Çizimlerin, yapıldıkları dönemlerde yaşayan nesilleri direkt olarak etkilemesi de kaçınılmazdı. Elbette ki; yaşanan dönemin rutinlerine karşılık yeni bir fikir ya da eylem keşfedildiğinde bu da sokak sanatındaki yerini alarak kültürel sabitlerin değişkenlik göstermesine yol açmaktadır.
Sözler Bilinçaltında Yer Alır...
Günümüzde duvarlara yazılan sözlerin anlamlı ya da anlamsız bilinçaltında yer almasının kaçınılmaz olması da olayların en net gerçekliğidir.
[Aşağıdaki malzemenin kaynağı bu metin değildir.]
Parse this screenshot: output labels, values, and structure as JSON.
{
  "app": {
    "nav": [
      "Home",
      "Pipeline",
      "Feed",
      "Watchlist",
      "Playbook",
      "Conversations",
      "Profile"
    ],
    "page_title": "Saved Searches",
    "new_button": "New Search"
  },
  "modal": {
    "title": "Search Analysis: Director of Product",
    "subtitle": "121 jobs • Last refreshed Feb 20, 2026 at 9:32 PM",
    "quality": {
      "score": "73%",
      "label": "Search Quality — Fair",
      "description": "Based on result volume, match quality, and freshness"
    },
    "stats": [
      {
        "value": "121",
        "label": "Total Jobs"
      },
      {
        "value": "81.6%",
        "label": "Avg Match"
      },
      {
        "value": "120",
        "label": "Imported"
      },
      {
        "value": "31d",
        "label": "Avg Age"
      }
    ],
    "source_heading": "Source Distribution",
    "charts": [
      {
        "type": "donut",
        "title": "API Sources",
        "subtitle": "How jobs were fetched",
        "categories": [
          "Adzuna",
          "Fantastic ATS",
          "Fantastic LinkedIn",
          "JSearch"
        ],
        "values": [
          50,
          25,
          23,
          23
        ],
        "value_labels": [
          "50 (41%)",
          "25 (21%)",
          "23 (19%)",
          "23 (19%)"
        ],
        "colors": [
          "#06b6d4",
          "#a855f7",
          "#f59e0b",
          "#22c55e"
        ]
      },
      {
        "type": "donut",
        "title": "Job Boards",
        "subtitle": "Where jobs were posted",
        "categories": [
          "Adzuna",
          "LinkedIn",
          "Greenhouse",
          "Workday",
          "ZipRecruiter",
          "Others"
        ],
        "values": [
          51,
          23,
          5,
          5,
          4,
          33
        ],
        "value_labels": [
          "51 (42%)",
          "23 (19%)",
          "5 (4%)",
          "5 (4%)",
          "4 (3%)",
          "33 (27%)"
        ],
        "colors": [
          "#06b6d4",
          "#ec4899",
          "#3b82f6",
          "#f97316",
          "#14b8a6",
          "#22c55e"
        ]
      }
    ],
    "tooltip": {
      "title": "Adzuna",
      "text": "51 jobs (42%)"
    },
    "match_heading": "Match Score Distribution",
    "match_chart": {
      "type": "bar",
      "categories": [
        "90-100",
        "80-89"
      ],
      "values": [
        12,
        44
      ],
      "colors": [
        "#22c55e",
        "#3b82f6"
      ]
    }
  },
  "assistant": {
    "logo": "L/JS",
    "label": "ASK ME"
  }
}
Bugün reklam sektörünün sloganlarının ya da ürün görsellerinin billboardlarda yer alması, toplu taşımalardaki değişken duvarlar olarak nitelendirebileceğimiz monitörlerin de kullanım alanlarının ve amaçlarının genişlemesine sebep olmuştur. Geçmişte elimizde bulunan ve büyük kitlelere hitap edebilmemize imkân sağlayan yegâne mekanlar duvarlar olmuştur. Bu yüzden düşüncelerimizi topluma sunmak adına şüphesiz en kullanışlı alanlar da buralar olmuştur.
Toparlamak gerekirse...
Grafitiler toplumların gördüğü baskılara başkaldırılar niteliği taşırken, bundan binlerce yıl öncesinde ise yaşamsal yönlendirmeleri topluma aktarmak adına kullanılıyordu. Ve günümüzde pek çok kültürel alanda giysi üzerindeki motiflerden, dövmelere, toplumsal ideoloji işaretlerinden, inanç merkezlerinin görsellerine dek sokaklarda başlayan bu sanatların insanlığın yararına veyahut ideolojik olarak karşıt düştüğü anlara hizmet etmektedir.
Nihayetinden yaşamsal akışın yönlendirme tabelaları olan çizimlerden, ideolojilerin ya da baskıların dillendirildiği ve toplumla paylaşıldığı bir evrime tanıklık ediyoruz. Böylesine bir değişimin kültürel etkileri de yazımızın içeriğinde yazandan çok daha fazlasını kapsadığını belirtmeliyiz.